Bug 4846

Summary: Performance problems for GTK+/Cairo on MacOS X
Product: cairo Reporter: Bogdan Nicula <bogdanni>
Component: xlib backendAssignee: Carl Worth <cworth>
Status: RESOLVED FIXED QA Contact: cairo-bugs mailing list <cairo-bugs>
Severity: normal    
Priority: high CC: billy.biggs, jwatt
Version: 1.1.1   
Hardware: PowerPC   
OS: Mac OS X (All)   
Whiteboard:
i915 platform: i915 features:
Attachments: profile with render disabled

Description Bogdan Nicula 2005-10-23 03:14:57 UTC
Please have a look at http://bugs.gnome.org/show_bug.cgi?id=319509
Comment 1 Bogdan Nicula 2005-10-23 23:22:08 UTC
Created attachment 3609 [details]
profile with render disabled

I disabled Render inside cairo-xlib-surface.c and my application returned to
decent speed (i.e. doesn't feel like swimming through mud) even on Apple X11. I
guess the X server doesn't matter much now, its top activity now is memcpy.
This configuration has the advantage that one can see clearly what's going on
and it's great that pixman is a mini-fb and has even the same function names.
I produced  a new profile with the main culprits. This is again operating the
UI of my application, which is nothing fancy (some comboboxes, an expander with
some sliders, a textview where short messages are displayed, a menu, a file
chooser, an aboutbox). I hope it is useful for you.
You can see that most of the requests come from GDK (and not from Pango,
sorry), in particular from gdk_window_clear_backing_rect, I suppose this is in
the GDK double-buffering.
Comment 2 Bogdan Nicula 2005-10-24 04:26:04 UTC
Further thoughts on this topic:

By using Cairo without Render, I basically shifted the CPU burden from the X server to my application. 
Profiling I see roughly the same CPU consumption for combined CVS X.org + my app, with and without 
Render. But in actual use, the application feels more responsive without Render, less latency maybe?

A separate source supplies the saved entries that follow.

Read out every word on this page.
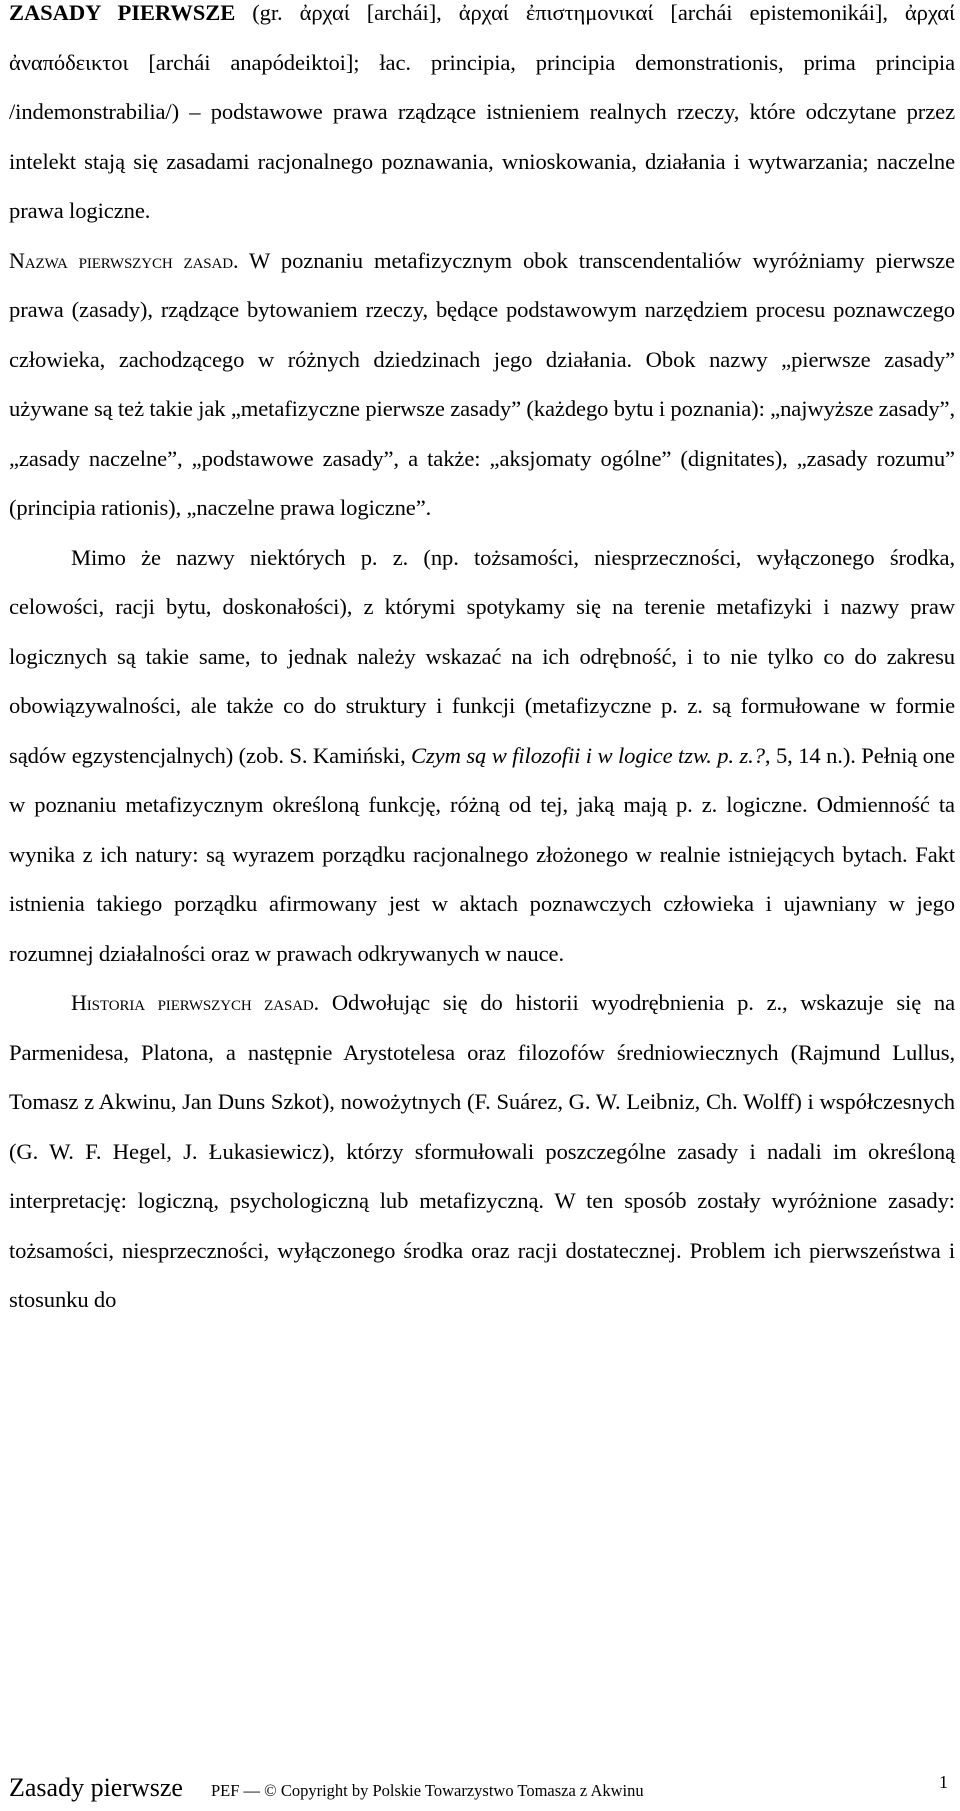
ZASADY PIERWSZE (gr. ἀρχαί [archái], ἀρχαί ἐπιστημονικαί [archái epistemonikái], ἀρχαί ἀναπόδεικτοι [archái anapódeiktoi]; łac. principia, principia demonstrationis, prima principia /indemonstrabilia/) – podstawowe prawa rządzące istnieniem realnych rzeczy, które odczytane przez intelekt stają się zasadami racjonalnego poznawania, wnioskowania, działania i wytwarzania; naczelne prawa logiczne.

Nazwa pierwszych zasad. W poznaniu metafizycznym obok transcendentaliów wyróżniamy pierwsze prawa (zasady), rządzące bytowaniem rzeczy, będące podstawowym narzędziem procesu poznawczego człowieka, zachodzącego w różnych dziedzinach jego działania. Obok nazwy „pierwsze zasady” używane są też takie jak „metafizyczne pierwsze zasady” (każdego bytu i poznania): „najwyższe zasady”, „zasady naczelne”, „podstawowe zasady”, a także: „aksjomaty ogólne” (dignitates), „zasady rozumu” (principia rationis), „naczelne prawa logiczne”.

Mimo że nazwy niektórych p. z. (np. tożsamości, niesprzeczności, wyłączonego środka, celowości, racji bytu, doskonałości), z którymi spotykamy się na terenie metafizyki i nazwy praw logicznych są takie same, to jednak należy wskazać na ich odrębność, i to nie tylko co do zakresu obowiązywalności, ale także co do struktury i funkcji (metafizyczne p. z. są formułowane w formie sądów egzystencjalnych) (zob. S. Kamiński, Czym są w filozofii i w logice tzw. p. z.?, 5, 14 n.). Pełnią one w poznaniu metafizycznym określoną funkcję, różną od tej, jaką mają p. z. logiczne. Odmienność ta wynika z ich natury: są wyrazem porządku racjonalnego złożonego w realnie istniejących bytach. Fakt istnienia takiego porządku afirmowany jest w aktach poznawczych człowieka i ujawniany w jego rozumnej działalności oraz w prawach odkrywanych w nauce.

Historia pierwszych zasad. Odwołując się do historii wyodrębnienia p. z., wskazuje się na Parmenidesa, Platona, a następnie Arystotelesa oraz filozofów średniowiecznych (Rajmund Lullus, Tomasz z Akwinu, Jan Duns Szkot), nowożytnych (F. Suárez, G. W. Leibniz, Ch. Wolff) i współczesnych (G. W. F. Hegel, J. Łukasiewicz), którzy sformułowali poszczególne zasady i nadali im określoną interpretację: logiczną, psychologiczną lub metafizyczną. W ten sposób zostały wyróżnione zasady: tożsamości, niesprzeczności, wyłączonego środka oraz racji dostatecznej. Problem ich pierwszeństwa i stosunku do

Zasady pierwsze PEF — © Copyright by Polskie Towarzystwo Tomasza z Akwinu	1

I want to rely on Cairo (for my own code as well) & GTK 2.8 and future versions, especially for my 
Windows users where it works pretty well. I want the distribute the compiled binary to my Mac OS X 
users. Since they don't normally have those libraries, I link to them statically on Mac OS, so I have 
control over them. While I could bundle an X server with my application (on Mac OS X the X server is 
just another application), this is fragile. I hope pixman is kept fairly in sync with x.org server fb, is this 
true?

Any optimization in the higher levels of Cairo and GDK/GTK would be welcome of course :-). This 
would benefit all platforms. I could help in testing and profiling.

Comment 3 Bogdan Nicula 2005-10-25 01:32:50 UTC
I think that the problem I see is in part (cairo_fill is not too light either) due to:
https://bugs.freedesktop.org/show_bug.cgi?id=4191

It's unfortunate that GDK 2.8 added such an expensive code path within a very sensitive function 
(gdk_window_clear_backing_rect) which is invoked before expose events.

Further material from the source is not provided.